- Genre: Reality television
- Starring: Jaime Primak Sullivan
- Country of origin: United States
- Original language: English
- No. of seasons: 1
- No. of episodes: 8

Production
- Executive producers: Lauren Lexton; Tom Rogan; Sonia Slutsky; Dave Rupel;
- Camera setup: Multiple
- Running time: 42 minutes
- Production company: Authentic Entertainment;

Original release
- Network: Bravo
- Release: August 4 – September 22, 2014

= Jersey Belle =

American reality television series

Jersey Belle is an American reality television series that premiered on August 4, 2014, on Bravo. Announced in April 2014, the docu-series chronicles the life of entertainment publicist Jaime Primak Sullivan as she moves to Birmingham, Alabama and tries to get used to Southern life among the city's wealthy.

== Location ==
Although the show claimed to take place in the wealthy Birmingham, Alabama enclave of Mountain Brook, none of the cast actually lived in Mountain Brook and very little of the town is featured in the series.

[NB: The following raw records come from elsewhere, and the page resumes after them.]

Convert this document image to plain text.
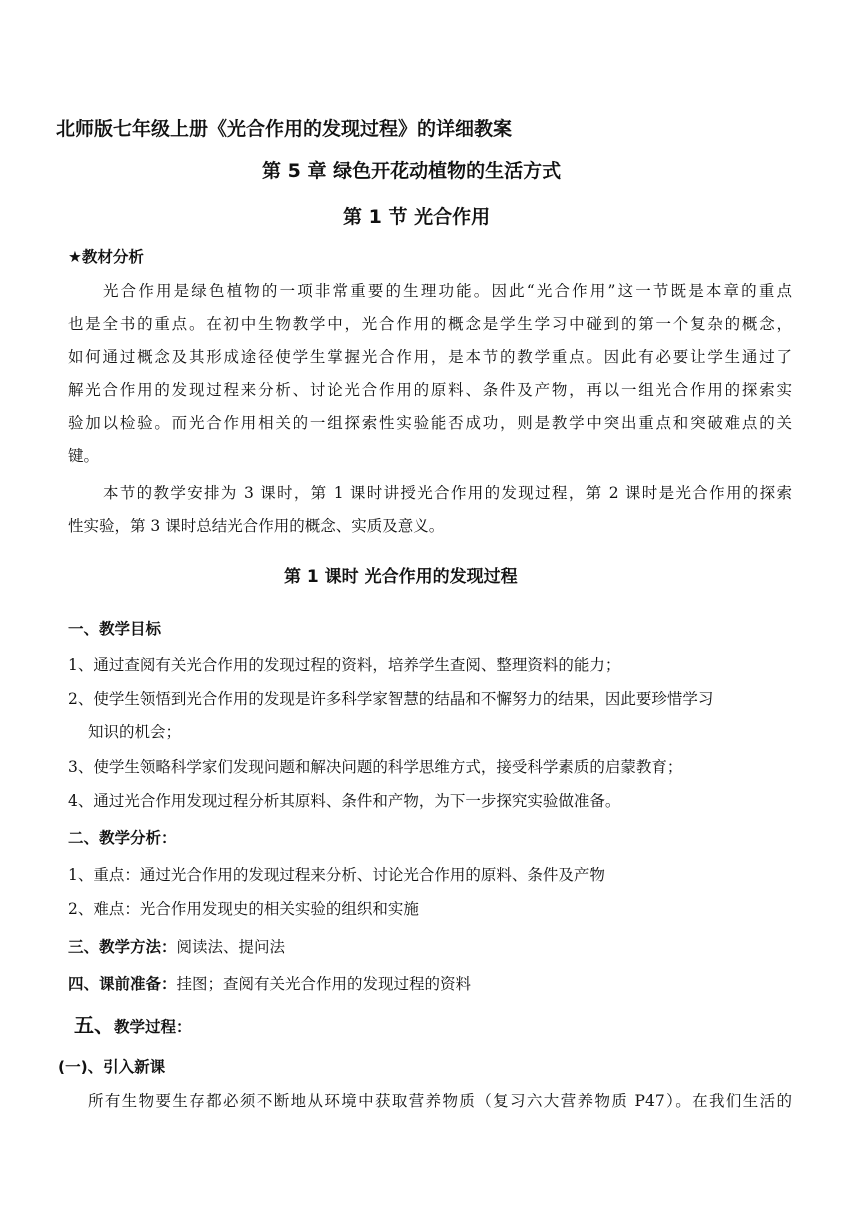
北师版七年级上册《光合作用的发现过程》的详细教案
第 5 章 绿色开花动植物的生活方式
第 1 节 光合作用
★教材分析
光合作用是绿色植物的一项非常重要的生理功能。因此“光合作用”这一节既是本章的重点
也是全书的重点。在初中生物教学中，光合作用的概念是学生学习中碰到的第一个复杂的概念，
如何通过概念及其形成途径使学生掌握光合作用，是本节的教学重点。因此有必要让学生通过了
解光合作用的发现过程来分析、讨论光合作用的原料、条件及产物，再以一组光合作用的探索实
验加以检验。而光合作用相关的一组探索性实验能否成功，则是教学中突出重点和突破难点的关
键。
本节的教学安排为 3 课时，第 1 课时讲授光合作用的发现过程，第 2 课时是光合作用的探索
性实验，第 3 课时总结光合作用的概念、实质及意义。
第 1 课时 光合作用的发现过程
一、教学目标
1、通过查阅有关光合作用的发现过程的资料，培养学生查阅、整理资料的能力；
2、使学生领悟到光合作用的发现是许多科学家智慧的结晶和不懈努力的结果，因此要珍惜学习
知识的机会；
3、使学生领略科学家们发现问题和解决问题的科学思维方式，接受科学素质的启蒙教育；
4、通过光合作用发现过程分析其原料、条件和产物，为下一步探究实验做准备。
二、教学分析：
1、重点：通过光合作用的发现过程来分析、讨论光合作用的原料、条件及产物
2、难点：光合作用发现史的相关实验的组织和实施
三、教学方法：阅读法、提问法
四、课前准备：挂图；查阅有关光合作用的发现过程的资料
五、教学过程：
(一)、引入新课
所有生物要生存都必须不断地从环境中获取营养物质（复习六大营养物质 P47）。在我们生活的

Most of the show took place in Vestavia Hills, Crestline Heights, and Pelham. There were several cast members with ties to Mountain Brook.

== Episodes ==

| No. | Title | Original release date |
| 1 | "Knish Out of Water" | August 4, 2014 |
Originally from New Jersey, publicist Jaime Primak Sullivan moves to Alabama and attempts to adapt to life over there.
| 2 | "Wedding Belles" | August 11, 2014 |
Jaime helps Luci to get over a breakup; then goes to Los Angeles due to work commitment, later announces her plans to have another child.
| 3 | "Upton Girl" | August 18, 2014 |
Jaime continues to plan having a baby. Newly single Luci starts dating other people.
| 4 | "Secrets Of The South" | August 25, 2014 |
Jaime considers adopting a child, although does not disclose her plans to her husband.
| 5 | "Southern Fried Birthday" | September 1, 2014 |
Luci and Danielle organize a dinner party for Jaime.
| 6 | "Operation New Jersey" | September 8, 2014 |
The women goes on a trip to New Jerset. Jaime hears bad news.
| 7 | "The Primak Attack" | September 15, 2014 |
Jaime celebrates Thanksgiving with her family. Jaime and her husband visit a doctor.
| 8 | "The Lake House" | September 22, 2014 |
Jamie goes to Arden's lake house with her female friends.